Tag 29 – Ein Funke

Sie lag im Bett und bewegte sich nicht. Sie konnte sich nicht bewegen. Eine leere Schwere hielt ihren Körper fest. Es war ähnlich wie die Lähmung während einer Schlafparalyse. Und doch schlimmer. Denn ihr Körper war nicht gelähmt, sie war in der Lage sich zu bewegen. Aber sie konnte es nicht. Es brauchte enorme Anstrengung. Ein Marathon unter der Bettdecke.

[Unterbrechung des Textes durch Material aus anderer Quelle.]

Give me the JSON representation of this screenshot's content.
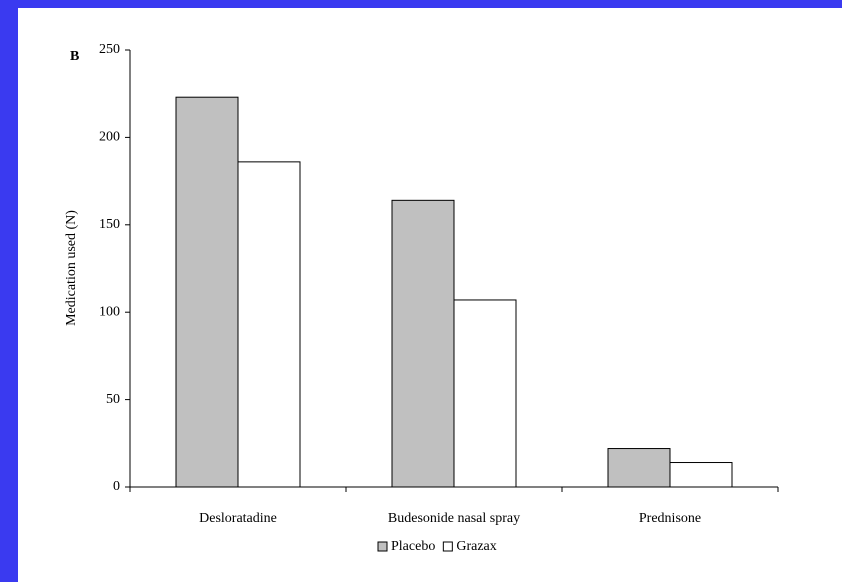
{
  "chart_data": {
    "type": "bar",
    "panel_label": "B",
    "ylabel": "Medication used (N)",
    "categories": [
      "Desloratadine",
      "Budesonide nasal spray",
      "Prednisone"
    ],
    "series": [
      {
        "name": "Placebo",
        "color": "#c0c0c0",
        "values": [
          223,
          164,
          22
        ]
      },
      {
        "name": "Grazax",
        "color": "#ffffff",
        "values": [
          186,
          107,
          14
        ]
      }
    ],
    "ylim": [
      0,
      250
    ],
    "yticks": [
      0,
      50,
      100,
      150,
      200,
      250
    ],
    "legend": "bottom"
  }
}
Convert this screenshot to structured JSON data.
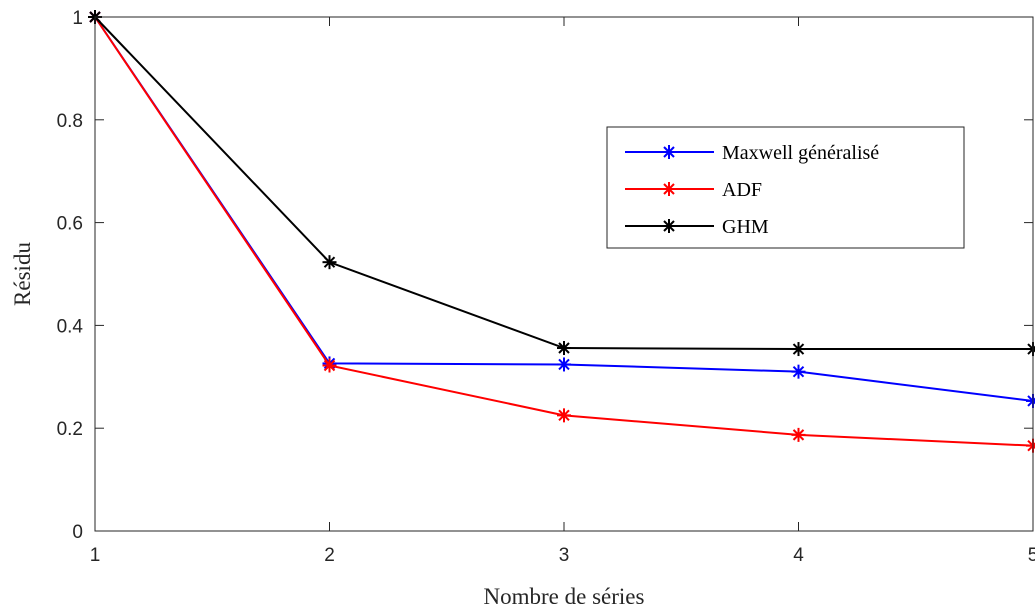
{
  "chart_data": {
    "type": "line",
    "xlabel": "Nombre de séries",
    "ylabel": "Résidu",
    "x": [
      1,
      2,
      3,
      4,
      5
    ],
    "xlim": [
      1,
      5
    ],
    "ylim": [
      0,
      1
    ],
    "xticks": [
      1,
      2,
      3,
      4,
      5
    ],
    "yticks": [
      0,
      0.2,
      0.4,
      0.6,
      0.8,
      1
    ],
    "xtick_labels": [
      "1",
      "2",
      "3",
      "4",
      "5"
    ],
    "ytick_labels": [
      "0",
      "0.2",
      "0.4",
      "0.6",
      "0.8",
      "1"
    ],
    "grid": false,
    "legend_position": "upper-right",
    "series": [
      {
        "name": "Maxwell généralisé",
        "color": "#0000ff",
        "marker": "asterisk",
        "values": [
          1.0,
          0.326,
          0.324,
          0.31,
          0.253
        ]
      },
      {
        "name": "ADF",
        "color": "#ff0000",
        "marker": "asterisk",
        "values": [
          1.0,
          0.322,
          0.225,
          0.187,
          0.166
        ]
      },
      {
        "name": "GHM",
        "color": "#000000",
        "marker": "asterisk",
        "values": [
          1.0,
          0.523,
          0.356,
          0.354,
          0.354
        ]
      }
    ]
  }
}
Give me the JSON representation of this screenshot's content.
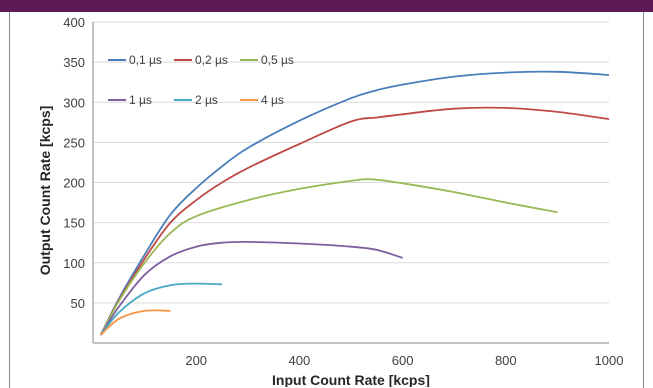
{
  "chart_data": {
    "type": "line",
    "title": "",
    "xlabel": "Input Count Rate [kcps]",
    "ylabel": "Output Count Rate [kcps]",
    "xlim": [
      0,
      1000
    ],
    "ylim": [
      0,
      400
    ],
    "x_ticks": [
      200,
      400,
      600,
      800,
      1000
    ],
    "y_ticks": [
      50,
      100,
      150,
      200,
      250,
      300,
      350,
      400
    ],
    "grid": "horizontal",
    "legend": "top-left",
    "series": [
      {
        "name": "0,1 µs",
        "color": "#4a7ebb",
        "x": [
          15,
          50,
          100,
          150,
          200,
          250,
          300,
          400,
          500,
          550,
          600,
          700,
          800,
          900,
          1000
        ],
        "y": [
          10,
          55,
          110,
          160,
          193,
          220,
          243,
          277,
          305,
          315,
          322,
          332,
          337,
          338,
          334
        ]
      },
      {
        "name": "0,2 µs",
        "color": "#be4b48",
        "x": [
          15,
          50,
          100,
          150,
          200,
          250,
          300,
          400,
          500,
          550,
          600,
          700,
          800,
          900,
          1000
        ],
        "y": [
          10,
          53,
          105,
          150,
          178,
          200,
          218,
          248,
          276,
          281,
          285,
          292,
          293,
          288,
          279
        ]
      },
      {
        "name": "0,5 µs",
        "color": "#98b954",
        "x": [
          15,
          50,
          100,
          150,
          200,
          300,
          400,
          500,
          540,
          600,
          700,
          800,
          900
        ],
        "y": [
          10,
          52,
          100,
          137,
          158,
          178,
          192,
          202,
          204,
          199,
          188,
          175,
          163
        ]
      },
      {
        "name": "1 µs",
        "color": "#7d60a0",
        "x": [
          15,
          50,
          100,
          150,
          200,
          250,
          300,
          400,
          500,
          550,
          600
        ],
        "y": [
          10,
          45,
          85,
          108,
          120,
          125,
          126,
          124,
          120,
          116,
          106
        ]
      },
      {
        "name": "2 µs",
        "color": "#46aac5",
        "x": [
          15,
          50,
          100,
          150,
          200,
          250
        ],
        "y": [
          10,
          38,
          62,
          72,
          74,
          73
        ]
      },
      {
        "name": "4 µs",
        "color": "#f79646",
        "x": [
          15,
          50,
          100,
          150
        ],
        "y": [
          10,
          30,
          40,
          40
        ]
      }
    ]
  }
}
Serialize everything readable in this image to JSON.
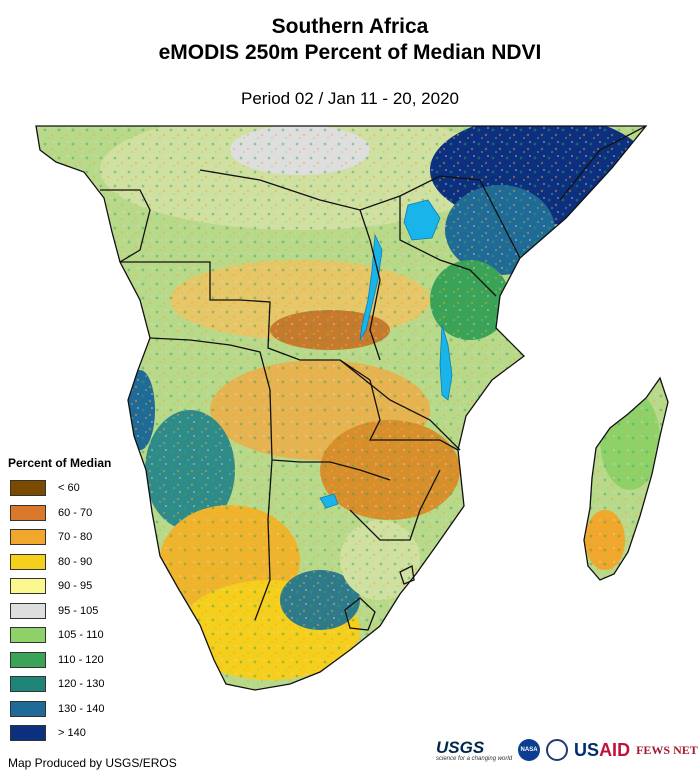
{
  "title": {
    "line1": "Southern Africa",
    "line2": "eMODIS 250m Percent of Median NDVI",
    "period": "Period 02 / Jan 11 - 20, 2020"
  },
  "legend": {
    "title": "Percent of Median",
    "items": [
      {
        "label": "< 60",
        "color": "#7a4a00"
      },
      {
        "label": "60 - 70",
        "color": "#d9772a"
      },
      {
        "label": "70 - 80",
        "color": "#f0a72c"
      },
      {
        "label": "80 - 90",
        "color": "#f5cf1b"
      },
      {
        "label": "90 - 95",
        "color": "#fbf88f"
      },
      {
        "label": "95 - 105",
        "color": "#dedede"
      },
      {
        "label": "105 - 110",
        "color": "#8fd169"
      },
      {
        "label": "110 - 120",
        "color": "#3aa357"
      },
      {
        "label": "120 - 130",
        "color": "#1f8478"
      },
      {
        "label": "130 - 140",
        "color": "#1f6a96"
      },
      {
        "label": "> 140",
        "color": "#0c2f7f"
      }
    ]
  },
  "credit": "Map Produced by USGS/EROS",
  "logos": {
    "usgs": "USGS",
    "usgs_tagline": "science for a changing world",
    "nasa": "NASA",
    "usaid_a": "US",
    "usaid_b": "AID",
    "fews": "FEWS NET"
  },
  "colors": {
    "water": "#19b4ea",
    "border": "#111111"
  }
}
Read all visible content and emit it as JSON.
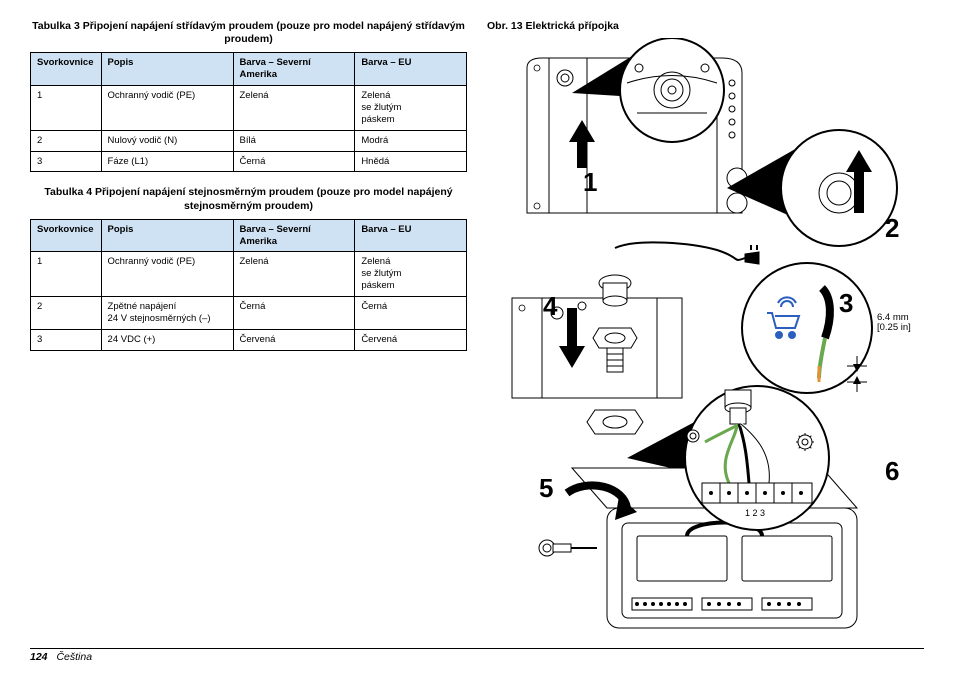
{
  "tables": {
    "t3": {
      "caption": "Tabulka 3  Připojení napájení střídavým proudem (pouze pro model napájený střídavým proudem)",
      "headers": [
        "Svorkovnice",
        "Popis",
        "Barva – Severní Amerika",
        "Barva – EU"
      ],
      "rows": [
        [
          "1",
          "Ochranný vodič (PE)",
          "Zelená",
          "Zelená\nse žlutým\npáskem"
        ],
        [
          "2",
          "Nulový vodič (N)",
          "Bílá",
          "Modrá"
        ],
        [
          "3",
          "Fáze (L1)",
          "Černá",
          "Hnědá"
        ]
      ]
    },
    "t4": {
      "caption": "Tabulka 4  Připojení napájení stejnosměrným proudem (pouze pro model napájený stejnosměrným proudem)",
      "headers": [
        "Svorkovnice",
        "Popis",
        "Barva – Severní Amerika",
        "Barva – EU"
      ],
      "rows": [
        [
          "1",
          "Ochranný vodič (PE)",
          "Zelená",
          "Zelená\nse žlutým\npáskem"
        ],
        [
          "2",
          "Zpětné napájení\n24 V stejnosměrných (–)",
          "Černá",
          "Černá"
        ],
        [
          "3",
          "24 VDC (+)",
          "Červená",
          "Červená"
        ]
      ]
    }
  },
  "figure": {
    "caption": "Obr. 13  Elektrická přípojka",
    "steps": [
      "1",
      "2",
      "3",
      "4",
      "5",
      "6"
    ],
    "dimension": "6.4 mm\n[0.25 in]",
    "terminal_labels": "1 2 3",
    "colors": {
      "cart_icon": "#2b5fbf",
      "wire_green": "#6aa84f",
      "wire_white": "#ffffff",
      "wire_black": "#000000",
      "wire_orange": "#e69138"
    }
  },
  "footer": {
    "page": "124",
    "language": "Čeština"
  }
}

Sie starrte an die Zimmerdecke. Kannte mittlerweile jeden Schatten, jede Unebenheit, die die Maler einst hinterlassen hatten. So lag sie dort, bis die Uhr sie rief. Sie raus musste. Funktionieren musste. Sich vom Alltag mitreißen lassen wie ein Wasserskifahrer vom Boot. Sie stand auf und ging langsam ins Bad. Zog sich das T-Shirt über den Kopf. Streifte sich die Unterhose ab und stand nackt und müde vor dem viel zu großen Spiegel im viel zu hellen Licht. Seit langem hatte sie ihren Körper nicht mehr so betrachtet. Auch jetzt zuckte etwas in ihr, wollte sich selbst nicht anschauen. Wollte unter der Dusche verschwinden und ignorieren, was sie selbst war. Ihre Brüste, die für ihren Geschmack ein wenig zu weit herab hingen. Ihr Bauch, gefüllt von zu Ungesundem Essen zu späten ungesunden Tageszeiten. Ihre Haut, die trocken und rissig sie umgab. Die Beine dürr, Finger- und Fußnägel gebrochen und spitz. Ihr Blick blieb haften an der Narbe auf ihrem Bauch. An der Erinnerung an die Geburten, die nicht so liefen, wie geplant und doch wunderschön waren. Sie dachte an die Schwangerschaften, an die Zeiten voller Hingabe und Leidenschaft. An die Liebe, die sie einst gespürt und gelebt hatte. Ihre Schultern sanken weiter herab und aus ihren Augen lief eine Träne über ihre Wangen. Sie blickte auf. Blickte in den Spiegel, sah ihr Gesicht. Ihren Mund, ihre Nase, die zerzausten Haare auf dem Kopf. Sah ihre Augen, die glänzten und weitere Tränen fallen ließen. Und während sie diese spürte und im Spiegelbild herunterlaufen sah, da fühlte sie einen Funken, der mit diesen Tränen aus ihren Augen sah. Ein Funke, der aus dem tiefen Kern ihres Wesens aus ihr heraus strahlte und versuchte all die Leere zu durchbrechen, die sie in den letzten Wochen sich in ihrem Körper ausbreiten ließ. Ein Funke, der plötzlich heller wurde, greller. Größer. Lauter. Und während sie diesen Funken spürte, sah sie im Spiegelbild ein Lächeln über das Gesicht eilen. Und lächelte schüchtern zurück.